They belong to a generation of viticulturists and winemakers with clear ideas; a group of women and men linked to viticulture and winemaking that advocates for the recovery of the great historic Spanish vineyard. A new vision of the field that seeks to value its landscapes and recognize the people who work to maintain and preserve them for future generations.
Founded in 2017, Futuro Viñado is made up of 16 wineries from all over the national territory, including two from Castilla y León: Dominio del Águila (Ribera del Duero) and Dominio del Bendito (Toro). Together they add up their work in 50 municipalities, 63 places, 854 plots, 766 hectares of vineyards and cover 47 grape varieties to make a total of more than 96 different wines. They directly employ 180 people and their wineries and vineyards are distributed in the vicinity of 12 rivers, 25 streams, 23 mountains, an ocean, the Atlantic, and the Mediterranean and Cantabrian seas.
Today they put an end to a two-day virtual meeting under the title Mediterranean Mosaic, with which they intend to give value to the Mare Nostrum territory, a natural space with an enormous biodiversity, unique in the world. During the two days, great connoisseurs of different disciplines such as geology, biodiversity, landscape and viticulture, have disclosed the value of various territories in the Mediterranean area, analyzing their situation from different perspectives. Biodynamic agriculture, the recovery of animal traction in field work, the recovery of ancient cereals, the co-planting of fruit trees and vineyards or the conception of the winery as a total farm have been some of the topics that have been on the table. . “The implication in these times is to try at least to maintain what we have now, our legacy, not to make it worse than it is,” says Jorge Monzón, from Dominio del Águila (Ribera del Duero). This young viticulturist advocates the enhancement of each seem, each type of soil, each orientation in the complete clilo of the grape. “The world is hungry for those little nuances, for that craft,” he affirms emphatically. A task that, in his opinion, requires bureaucratic and administrative simplification for the people who work in the fields.

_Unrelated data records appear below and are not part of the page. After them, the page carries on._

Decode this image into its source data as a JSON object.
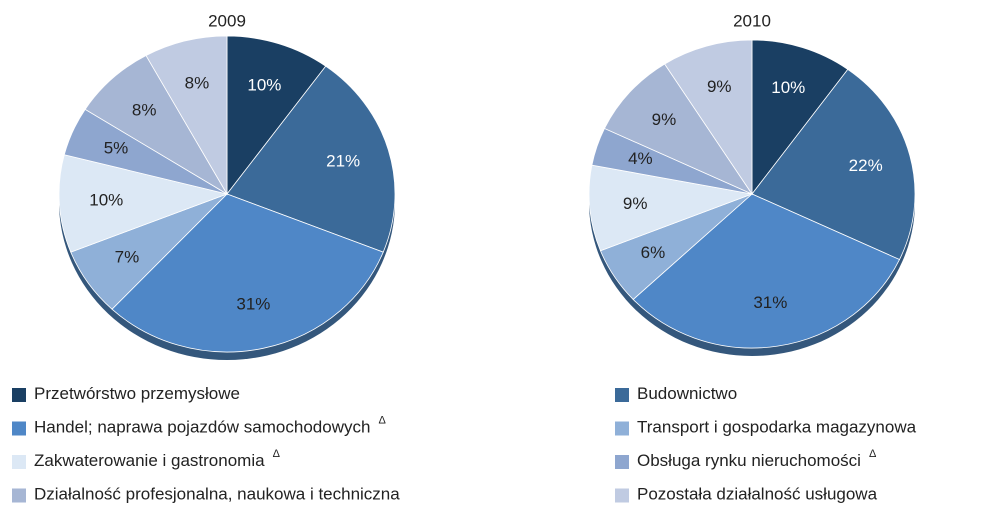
{
  "legend": {
    "items": [
      {
        "label": "Przetwórstwo przemysłowe"
      },
      {
        "label": "Budownictwo"
      },
      {
        "label": "Handel; naprawa pojazdów samochodowych",
        "note": "Δ"
      },
      {
        "label": "Transport i gospodarka magazynowa"
      },
      {
        "label": "Zakwaterowanie i gastronomia",
        "note": "Δ"
      },
      {
        "label": "Obsługa rynku nieruchomości",
        "note": "Δ"
      },
      {
        "label": "Działalność profesjonalna, naukowa i techniczna"
      },
      {
        "label": "Pozostała działalność usługowa"
      }
    ]
  },
  "chart_data": [
    {
      "type": "pie",
      "title": "2009",
      "values": [
        10,
        21,
        31,
        7,
        10,
        5,
        8,
        8
      ],
      "value_labels": [
        "10%",
        "21%",
        "31%",
        "7%",
        "10%",
        "5%",
        "8%",
        "8%"
      ],
      "colors": [
        "#1a3f63",
        "#3b6a99",
        "#4f87c7",
        "#8fb0d8",
        "#dce8f5",
        "#8ea6cf",
        "#a6b6d4",
        "#c0cbe2"
      ]
    },
    {
      "type": "pie",
      "title": "2010",
      "values": [
        10,
        22,
        31,
        6,
        9,
        4,
        9,
        9
      ],
      "value_labels": [
        "10%",
        "22%",
        "31%",
        "6%",
        "9%",
        "4%",
        "9%",
        "9%"
      ],
      "colors": [
        "#1a3f63",
        "#3b6a99",
        "#4f87c7",
        "#8fb0d8",
        "#dce8f5",
        "#8ea6cf",
        "#a6b6d4",
        "#c0cbe2"
      ]
    }
  ]
}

The objective of these meetings is simple and at the same time involves many efforts and difficulties: the premise of leaving a better world for future generations. For this, the association proposes and executes joint activities focused on research, dissemination and the generation of debate around issues such as generational change in the field, qualified labor in agriculture, fertilization of the land, maintenance life in soils, the genetics of grape varieties, the transformation of the profile of the wine producer and other issues related to the social environment, ecology, technology, research and agents involved in the wine market, conceiving the sector as a whole that interacts and connects with the rest of society and production dynamics. The next meetings of Futuro Viñado will revolve around Galicia and La Rioja.